The buyout, which is expected to greatly reduce the price of American tobacco, was hailed as the only salvation for an American tobacco industry eroded by cheaper foreign tobacco. Farm advocates said the payments would save many farmers and landowners from bankruptcy.
Now, some say they fear that those who need the buyout most, the poor and elderly, are not going to get their share.
"We’re still getting calls saying, ‘What are we supposed to do?’ " said John Boyd, president of the National Black Farmers Association, based in Virginia. "We’re talking about people that can’t read and write, elderly people, people in wheelchairs."
Boyd said many older members are among the least likely to sign up, because they were subject to racism years ago at their county Farm Service Agency offices, where they had to go to get federal loans and crop insurance.
Others simply do not understand the new rules that govern tobacco. Tobacco quota has long been considered among the most valuable assets in rural North Carolina. Many families paid the bills by renting their quota to farmers. Now, some are reluctant to part with it.
"There are some people out there who own a quota who say they’re just not going to do it, they’re going to keep their quota," said Keith Parrish, a Harnett County tobacco farmer and head of the National Tobacco Growers Association. "They don’t understand that the quota system is gone. We have no options. It’s either sign up and get the money, or don’t sign up and don’t get anything."

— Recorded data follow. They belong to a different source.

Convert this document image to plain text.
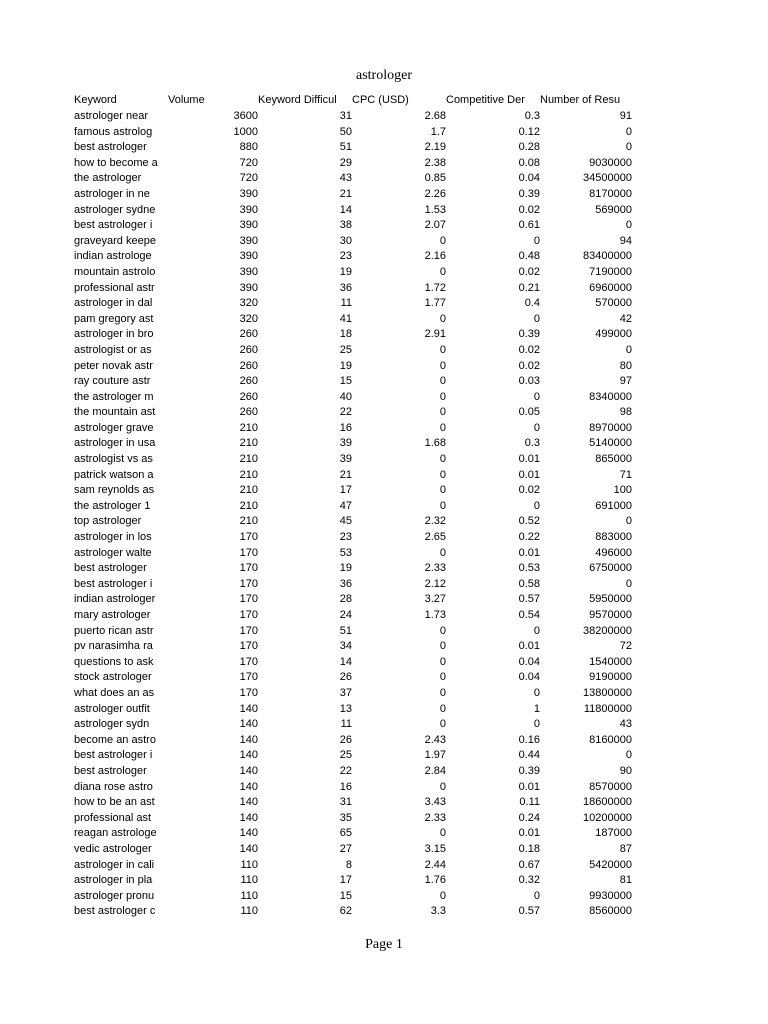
astrologer
Keyword	Volume	Keyword Difficul	CPC (USD)	Competitive Der	Number of Resu
astrologer near	3600	31	2.68	0.3	91
famous astrolog	1000	50	1.7	0.12	0
best astrologer	880	51	2.19	0.28	0
how to become a	720	29	2.38	0.08	9030000
the astrologer	720	43	0.85	0.04	34500000
astrologer in ne	390	21	2.26	0.39	8170000
astrologer sydne	390	14	1.53	0.02	569000
best astrologer i	390	38	2.07	0.61	0
graveyard keepe	390	30	0	0	94
indian astrologe	390	23	2.16	0.48	83400000
mountain astrolo	390	19	0	0.02	7190000
professional astr	390	36	1.72	0.21	6960000
astrologer in dal	320	11	1.77	0.4	570000
pam gregory ast	320	41	0	0	42
astrologer in bro	260	18	2.91	0.39	499000
astrologist or as	260	25	0	0.02	0
peter novak astr	260	19	0	0.02	80
ray couture astr	260	15	0	0.03	97
the astrologer m	260	40	0	0	8340000
the mountain ast	260	22	0	0.05	98
astrologer grave	210	16	0	0	8970000
astrologer in usa	210	39	1.68	0.3	5140000
astrologist vs as	210	39	0	0.01	865000
patrick watson a	210	21	0	0.01	71
sam reynolds as	210	17	0	0.02	100
the astrologer 1	210	47	0	0	691000
top astrologer	210	45	2.32	0.52	0
astrologer in los	170	23	2.65	0.22	883000
astrologer walte	170	53	0	0.01	496000
best astrologer	170	19	2.33	0.53	6750000
best astrologer i	170	36	2.12	0.58	0
indian astrologer	170	28	3.27	0.57	5950000
mary astrologer	170	24	1.73	0.54	9570000
puerto rican astr	170	51	0	0	38200000
pv narasimha ra	170	34	0	0.01	72
questions to ask	170	14	0	0.04	1540000
stock astrologer	170	26	0	0.04	9190000
what does an as	170	37	0	0	13800000
astrologer outfit	140	13	0	1	11800000
astrologer sydn	140	11	0	0	43
become an astro	140	26	2.43	0.16	8160000
best astrologer i	140	25	1.97	0.44	0
best astrologer	140	22	2.84	0.39	90
diana rose astro	140	16	0	0.01	8570000
how to be an ast	140	31	3.43	0.11	18600000
professional ast	140	35	2.33	0.24	10200000
reagan astrologe	140	65	0	0.01	187000
vedic astrologer	140	27	3.15	0.18	87
astrologer in cali	110	8	2.44	0.67	5420000
astrologer in pla	110	17	1.76	0.32	81
astrologer pronu	110	15	0	0	9930000
best astrologer c	110	62	3.3	0.57	8560000
Page 1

Farm Service Agency officials say they have done everything possible to alert people to the signup. They took out ads in newspapers and magazines, broadcast radio spots, posted information in local gathering spots, held town hall meetings, started a toll-free hotline and created a Web site. They also sent out letters to everyone in their database of farmers and quota holders.
Farmers had to have current information on file with the agency to sell their tobacco each year, so it is almost certain that they were contacted. But some quota holders — many of whom inherited their quota and some of whom live in other states — may not have kept the agency informed about changes in ownership.
Agriculture Commissioner Steve Troxler said he learned that lesson when he served on a board that was charged with sending out tobacco settlement payments to every tobacco farmer and quota holder in the country. He said it took his board years to track down all the people who were entitled to checks. And each year brought changes as people died and heirs took ownership.
"Some of these people are hard to find," Troxler said. "Some are out of state. Some are involved in estates that might have 10 or 15 people. It was a painstaking process."
Concerned that those people will get left out of the buyout, Troxler was among several state officials who sent a letter last week to everyone in the settlement payment database, encouraging them to sign up.
Sandy McKinnon, a Robeson County farmer and quota holder, said he signed up for his money weeks ago. He said all his neighbors and friends did, too. It was a trial for some of his family members who own quota but live out of state.
But he said the promise of checks is enough to get most people to the Farm Service Agency office, no matter how long the drive.
"They’ll find a way," McKinnon said.